Q fever during pregnancy. Lessons from the Dutch epidemic
Sinds de uitbraak van Q-koorts in Zuid-Nederland in 2007, leeft de vraag of het zinvol is om alle zwangere vrouwen zonder verschijnselen van de ziekte, te screenen op de ziekte. De gedachte achter de screening is dat daarmee de kans op complicaties in de zwangerschap worden verkleind. Janna Munster onderzocht het voor haar promotieonderzoek en komt tot de nuchtere conclusie dat screening alleen nodig is voor zwangere vrouwen, die wél ziekteverschijnselen van Q-koorts vertonen. Bij de groep zonder ziekteverschijnselen leidde screening niet tot minder complicaties in de zwangerschap.
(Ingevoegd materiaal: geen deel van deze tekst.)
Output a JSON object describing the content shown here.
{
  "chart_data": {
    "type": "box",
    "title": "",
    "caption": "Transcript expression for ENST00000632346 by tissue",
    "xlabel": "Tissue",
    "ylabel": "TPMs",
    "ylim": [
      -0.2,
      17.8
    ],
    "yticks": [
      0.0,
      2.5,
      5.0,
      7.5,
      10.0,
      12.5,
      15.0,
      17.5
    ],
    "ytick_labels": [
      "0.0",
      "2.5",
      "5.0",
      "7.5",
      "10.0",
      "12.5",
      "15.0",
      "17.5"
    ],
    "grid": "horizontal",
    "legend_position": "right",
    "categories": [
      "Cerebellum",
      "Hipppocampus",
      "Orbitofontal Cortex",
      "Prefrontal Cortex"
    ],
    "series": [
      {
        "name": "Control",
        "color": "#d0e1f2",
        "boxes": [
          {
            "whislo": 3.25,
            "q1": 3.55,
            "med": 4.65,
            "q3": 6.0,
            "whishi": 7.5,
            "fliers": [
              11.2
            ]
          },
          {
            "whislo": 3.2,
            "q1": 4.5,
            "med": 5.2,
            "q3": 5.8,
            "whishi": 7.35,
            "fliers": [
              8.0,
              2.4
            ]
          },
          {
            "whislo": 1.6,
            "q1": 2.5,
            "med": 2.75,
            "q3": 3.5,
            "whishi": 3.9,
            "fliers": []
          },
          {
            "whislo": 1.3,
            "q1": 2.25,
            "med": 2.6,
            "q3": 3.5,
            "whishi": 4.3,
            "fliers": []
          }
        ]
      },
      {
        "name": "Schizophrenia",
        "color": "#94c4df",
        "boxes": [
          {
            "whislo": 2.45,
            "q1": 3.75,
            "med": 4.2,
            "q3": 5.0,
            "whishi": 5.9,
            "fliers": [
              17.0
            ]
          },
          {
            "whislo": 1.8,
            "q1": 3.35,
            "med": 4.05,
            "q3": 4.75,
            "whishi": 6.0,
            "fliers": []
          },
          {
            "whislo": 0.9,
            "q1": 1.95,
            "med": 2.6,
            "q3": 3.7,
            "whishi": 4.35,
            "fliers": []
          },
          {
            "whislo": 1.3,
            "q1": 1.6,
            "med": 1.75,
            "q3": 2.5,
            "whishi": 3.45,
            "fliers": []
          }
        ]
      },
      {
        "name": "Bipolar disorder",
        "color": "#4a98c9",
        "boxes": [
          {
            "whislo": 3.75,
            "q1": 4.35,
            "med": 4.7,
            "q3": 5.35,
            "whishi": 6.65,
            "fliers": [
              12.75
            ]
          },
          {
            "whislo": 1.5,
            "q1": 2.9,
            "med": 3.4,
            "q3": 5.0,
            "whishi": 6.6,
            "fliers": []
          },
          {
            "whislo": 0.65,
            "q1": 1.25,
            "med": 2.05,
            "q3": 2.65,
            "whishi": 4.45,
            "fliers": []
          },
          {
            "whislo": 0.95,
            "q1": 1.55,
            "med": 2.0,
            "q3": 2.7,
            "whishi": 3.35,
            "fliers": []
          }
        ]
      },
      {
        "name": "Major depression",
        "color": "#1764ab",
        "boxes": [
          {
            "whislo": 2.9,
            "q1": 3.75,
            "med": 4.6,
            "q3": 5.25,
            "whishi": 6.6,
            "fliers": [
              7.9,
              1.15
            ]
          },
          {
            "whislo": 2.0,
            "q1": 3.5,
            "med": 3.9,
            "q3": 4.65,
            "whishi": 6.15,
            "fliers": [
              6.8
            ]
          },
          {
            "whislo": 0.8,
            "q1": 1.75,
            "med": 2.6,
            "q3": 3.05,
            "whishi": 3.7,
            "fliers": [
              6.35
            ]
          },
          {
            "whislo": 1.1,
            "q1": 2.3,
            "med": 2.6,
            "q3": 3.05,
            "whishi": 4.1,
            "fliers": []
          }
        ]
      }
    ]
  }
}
Om het effect van screening te onderzoeken vergeleek Munster twee groepen zwangere vrouwen, allen zonder verschijnselen van Q-koorts. Bij 1.229 zwangere vrouwen werd in 2010 een buisje bloed afgenomen. Van 536 vrouwen werd het bloed direct getest op aanwezigheid van antistoffen tegen de Q-koorts bacterie. Van de andere groep (n=693) werd het bloed pas na de bevalling onderzocht. Deze groep was de controlegroep om de uitkomsten van de zwangerschappen mee te vergelijken. Munster vond bij 15% van de zwangere vrouwen in beide groepen antistoffen tegen de Q-koorts bacterie in het bloed. Het aantal zwangerschapscomplicaties was bij deze twee groepen vrouwen met antistoffen in het bloed even groot. Ook vergeleek Munster het aantal zwangerschapscomplicaties bij vrouwen met en zonder antistoffen tegen de Q-koorts bacterie. Ook hier vond zij geen verschillen in het aantal complicaties. Op basis van haar onderzoek trekt Munster de conclusie dat routinematig screenen van zwangere vrouwen (bij 20 weken) in Q-koortsgebieden niet zinvol is in het voorkómen van zwangerschapscomplicaties.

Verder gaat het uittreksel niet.